If we are attacked by viruses, the guardians of our immune system act quickly and efficiently. Within a very short time they release - among others - the messenger substance interferon, which alarms the entire immune system and directs the immune response in the right direction. Most of the time. Sometimes viruses succeed in undermining these mechanisms and we become ill. Scientists at TWINCORE have now succeeded in identifying the information loops that a particularly well-camouflaged virus uses to undermine the immune response. The cytomegalovirus from the herpes virus family camouflages itself, among other things, by making its host blind to the interferon alarm signal.
"In order to understand what the immune cells of the first line of defence respond to, we looked at three different cell types and infected them with the particularly tricky cytomegalovirus," says Dr Marius Döring, a scientist at the Institute for Experimental Infection Research at TWINCORE. He has investigated two different dendritic cell types and macrophages that wait for intruders in the body. Their task is to show these intruders to other cells of the immune system and thus pass on the information to the second line of defence of the immune system.
"We asked ourselves how the individual cell types react to the virus independently of each other in order to better understand this early reaction of the immune system," says Marius Döring. "Because it sets the course for a successful defence against the pathogen." To answer this question, the researchers treated the immune cells with cytomegaloviruses in different states: with completely normal viruses that effectively disrupt the immune cells; with viruses killed by UV light, which only consist of their envelope, so to speak, but can no longer actively influence the immune cells, and with viruses that lack a special gene. Without this gene, the viruses are no longer able to suppress the interferon signals in the host cell. This virus has been deprived of its interferon cloak, so to speak - but the virus also has various other cloaks for other signalling pathways that influence the immune system and slow down the immune response. This allows the researchers to assess what role the interferon signals in these cell types in particular play in the defence against the cytomagaly virus.

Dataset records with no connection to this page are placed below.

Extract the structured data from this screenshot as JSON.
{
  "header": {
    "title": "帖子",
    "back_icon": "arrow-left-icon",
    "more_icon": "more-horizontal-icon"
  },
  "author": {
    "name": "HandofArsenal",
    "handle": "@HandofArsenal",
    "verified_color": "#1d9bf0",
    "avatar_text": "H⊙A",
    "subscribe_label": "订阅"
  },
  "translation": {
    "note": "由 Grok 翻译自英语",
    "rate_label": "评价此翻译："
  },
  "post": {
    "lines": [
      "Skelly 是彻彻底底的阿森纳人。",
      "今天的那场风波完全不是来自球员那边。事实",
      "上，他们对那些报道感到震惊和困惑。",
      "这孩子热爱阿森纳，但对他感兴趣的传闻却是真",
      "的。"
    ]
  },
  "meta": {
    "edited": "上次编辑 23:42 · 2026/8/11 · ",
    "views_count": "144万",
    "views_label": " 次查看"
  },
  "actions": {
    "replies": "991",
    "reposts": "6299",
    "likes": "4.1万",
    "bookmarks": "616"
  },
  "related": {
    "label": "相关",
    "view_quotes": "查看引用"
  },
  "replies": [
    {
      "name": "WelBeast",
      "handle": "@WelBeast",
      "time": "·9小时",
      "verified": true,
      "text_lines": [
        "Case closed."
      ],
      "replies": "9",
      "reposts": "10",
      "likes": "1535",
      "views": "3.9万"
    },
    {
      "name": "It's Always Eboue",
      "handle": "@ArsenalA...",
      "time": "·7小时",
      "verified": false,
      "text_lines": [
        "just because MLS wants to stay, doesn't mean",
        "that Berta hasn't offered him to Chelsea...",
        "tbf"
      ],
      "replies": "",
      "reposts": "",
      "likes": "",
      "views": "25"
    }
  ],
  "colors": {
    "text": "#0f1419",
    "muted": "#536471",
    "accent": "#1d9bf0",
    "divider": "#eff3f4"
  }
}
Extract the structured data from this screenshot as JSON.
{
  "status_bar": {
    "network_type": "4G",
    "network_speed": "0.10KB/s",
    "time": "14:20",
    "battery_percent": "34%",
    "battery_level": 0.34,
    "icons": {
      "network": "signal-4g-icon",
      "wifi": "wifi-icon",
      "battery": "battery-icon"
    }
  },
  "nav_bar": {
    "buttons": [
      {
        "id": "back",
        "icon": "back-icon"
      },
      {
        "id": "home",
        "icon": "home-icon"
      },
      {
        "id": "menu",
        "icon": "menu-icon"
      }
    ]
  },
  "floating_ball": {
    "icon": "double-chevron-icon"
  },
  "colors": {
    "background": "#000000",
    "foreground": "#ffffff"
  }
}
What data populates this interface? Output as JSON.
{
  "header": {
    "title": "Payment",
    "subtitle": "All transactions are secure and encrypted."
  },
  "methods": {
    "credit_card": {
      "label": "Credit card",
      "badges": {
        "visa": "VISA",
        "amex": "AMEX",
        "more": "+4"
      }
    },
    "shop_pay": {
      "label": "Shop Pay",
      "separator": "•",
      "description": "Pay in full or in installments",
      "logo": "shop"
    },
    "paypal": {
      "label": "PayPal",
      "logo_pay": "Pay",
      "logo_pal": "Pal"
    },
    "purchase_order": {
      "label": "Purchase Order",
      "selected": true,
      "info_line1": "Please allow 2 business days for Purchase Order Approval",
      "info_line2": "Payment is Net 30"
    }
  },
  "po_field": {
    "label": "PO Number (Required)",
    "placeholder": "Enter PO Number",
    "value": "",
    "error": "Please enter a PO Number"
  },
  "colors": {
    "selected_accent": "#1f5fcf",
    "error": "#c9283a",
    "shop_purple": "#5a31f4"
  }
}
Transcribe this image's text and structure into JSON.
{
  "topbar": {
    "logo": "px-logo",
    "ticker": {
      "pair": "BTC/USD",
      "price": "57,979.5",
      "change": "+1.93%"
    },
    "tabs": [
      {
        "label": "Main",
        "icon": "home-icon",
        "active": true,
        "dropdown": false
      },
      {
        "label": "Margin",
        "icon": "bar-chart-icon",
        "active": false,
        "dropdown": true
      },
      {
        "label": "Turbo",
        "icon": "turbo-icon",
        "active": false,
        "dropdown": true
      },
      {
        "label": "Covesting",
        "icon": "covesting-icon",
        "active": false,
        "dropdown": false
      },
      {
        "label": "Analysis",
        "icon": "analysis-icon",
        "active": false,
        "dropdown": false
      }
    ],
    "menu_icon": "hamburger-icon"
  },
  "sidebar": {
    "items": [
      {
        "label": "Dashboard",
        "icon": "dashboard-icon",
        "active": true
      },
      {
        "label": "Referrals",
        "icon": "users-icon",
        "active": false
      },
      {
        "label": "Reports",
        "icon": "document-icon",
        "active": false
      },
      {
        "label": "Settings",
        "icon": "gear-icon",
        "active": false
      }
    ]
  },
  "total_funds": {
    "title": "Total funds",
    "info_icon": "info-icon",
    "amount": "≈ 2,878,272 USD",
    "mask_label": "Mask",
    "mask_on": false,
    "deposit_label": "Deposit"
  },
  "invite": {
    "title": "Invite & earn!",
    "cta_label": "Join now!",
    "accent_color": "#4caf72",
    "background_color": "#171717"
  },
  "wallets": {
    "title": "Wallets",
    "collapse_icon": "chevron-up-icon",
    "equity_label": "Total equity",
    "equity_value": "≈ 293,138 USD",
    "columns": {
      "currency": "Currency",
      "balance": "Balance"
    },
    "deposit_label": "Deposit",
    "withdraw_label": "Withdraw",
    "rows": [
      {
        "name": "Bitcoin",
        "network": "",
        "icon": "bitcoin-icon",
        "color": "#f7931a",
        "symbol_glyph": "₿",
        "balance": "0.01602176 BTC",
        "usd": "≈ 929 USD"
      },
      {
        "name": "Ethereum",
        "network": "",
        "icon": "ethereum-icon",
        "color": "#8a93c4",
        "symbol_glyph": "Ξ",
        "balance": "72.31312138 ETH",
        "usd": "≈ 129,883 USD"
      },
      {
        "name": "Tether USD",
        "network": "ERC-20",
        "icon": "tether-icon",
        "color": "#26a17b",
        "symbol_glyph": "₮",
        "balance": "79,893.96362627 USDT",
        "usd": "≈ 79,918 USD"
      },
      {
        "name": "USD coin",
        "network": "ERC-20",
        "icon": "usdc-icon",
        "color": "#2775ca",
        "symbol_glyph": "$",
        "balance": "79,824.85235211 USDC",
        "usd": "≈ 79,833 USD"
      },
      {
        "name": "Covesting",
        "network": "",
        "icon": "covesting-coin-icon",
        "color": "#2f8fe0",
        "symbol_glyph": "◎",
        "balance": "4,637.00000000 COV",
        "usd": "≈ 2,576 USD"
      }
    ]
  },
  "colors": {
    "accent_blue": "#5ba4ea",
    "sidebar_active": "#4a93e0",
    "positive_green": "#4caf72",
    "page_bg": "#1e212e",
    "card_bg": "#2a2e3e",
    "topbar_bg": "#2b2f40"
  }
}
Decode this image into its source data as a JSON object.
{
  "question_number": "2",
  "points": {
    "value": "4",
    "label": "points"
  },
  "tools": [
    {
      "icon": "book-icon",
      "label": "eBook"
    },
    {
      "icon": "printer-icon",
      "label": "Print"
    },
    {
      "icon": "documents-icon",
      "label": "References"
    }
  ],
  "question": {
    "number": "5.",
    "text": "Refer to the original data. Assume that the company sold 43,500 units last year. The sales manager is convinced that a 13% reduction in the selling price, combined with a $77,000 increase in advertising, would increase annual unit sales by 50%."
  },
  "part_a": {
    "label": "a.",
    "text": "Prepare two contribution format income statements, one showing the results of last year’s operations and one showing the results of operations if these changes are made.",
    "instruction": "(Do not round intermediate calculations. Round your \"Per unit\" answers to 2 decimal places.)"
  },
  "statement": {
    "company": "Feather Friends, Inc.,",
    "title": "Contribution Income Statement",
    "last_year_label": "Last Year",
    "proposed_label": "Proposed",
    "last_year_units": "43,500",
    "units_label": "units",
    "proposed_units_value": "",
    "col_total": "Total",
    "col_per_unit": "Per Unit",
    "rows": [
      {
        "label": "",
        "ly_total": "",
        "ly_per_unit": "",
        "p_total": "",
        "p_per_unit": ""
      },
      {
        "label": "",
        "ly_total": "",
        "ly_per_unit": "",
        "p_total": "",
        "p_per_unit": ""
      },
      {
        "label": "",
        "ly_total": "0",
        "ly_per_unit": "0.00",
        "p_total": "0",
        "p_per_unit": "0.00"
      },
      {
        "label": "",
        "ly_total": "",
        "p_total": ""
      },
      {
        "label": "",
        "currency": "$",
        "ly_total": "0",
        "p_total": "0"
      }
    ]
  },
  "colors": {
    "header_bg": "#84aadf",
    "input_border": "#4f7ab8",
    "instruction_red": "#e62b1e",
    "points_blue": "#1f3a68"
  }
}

The experiments have shown that it is precisely this interferon cloak of invisibility that plays a special role in controlling the immune response: While the intact virus triggers the - expected - slowed reaction in a part of the immune cells, the virus killed with UV light induces a strong initial defence reaction in these immune cells. And the genetically manipulated virus, from which only the interferon camouflage cap was removed, also triggers a similarly strong interferon reaction in the affected immune cell types. "This shows that an intact virus inhibits the entire defence cascade simply by switching off the interferon signalling pathway. What's more, the initial release of interferon triggers and intensifies further interferon release in other cells, so that a veritable wave of messenger substances rolls through the attacked organism," explains the biologist. As the virus nips this wave in the bud, so to speak, the immune system can only react weakly to the pathogen. "This feedback loop - the self-reinforcing interferon response - is essential for a successful immune defence," concludes Marius Döring. "We were able to show for the first time that the cytomegalovirus interrupts this feedback loop in immune cells and can reduce the strength of the host's early immune response." This result is a first step towards the development of a therapeutic vaccine against cytomegalovirus - which can be used after the patient has already been infected with the virus and which activates the immune system against the virus.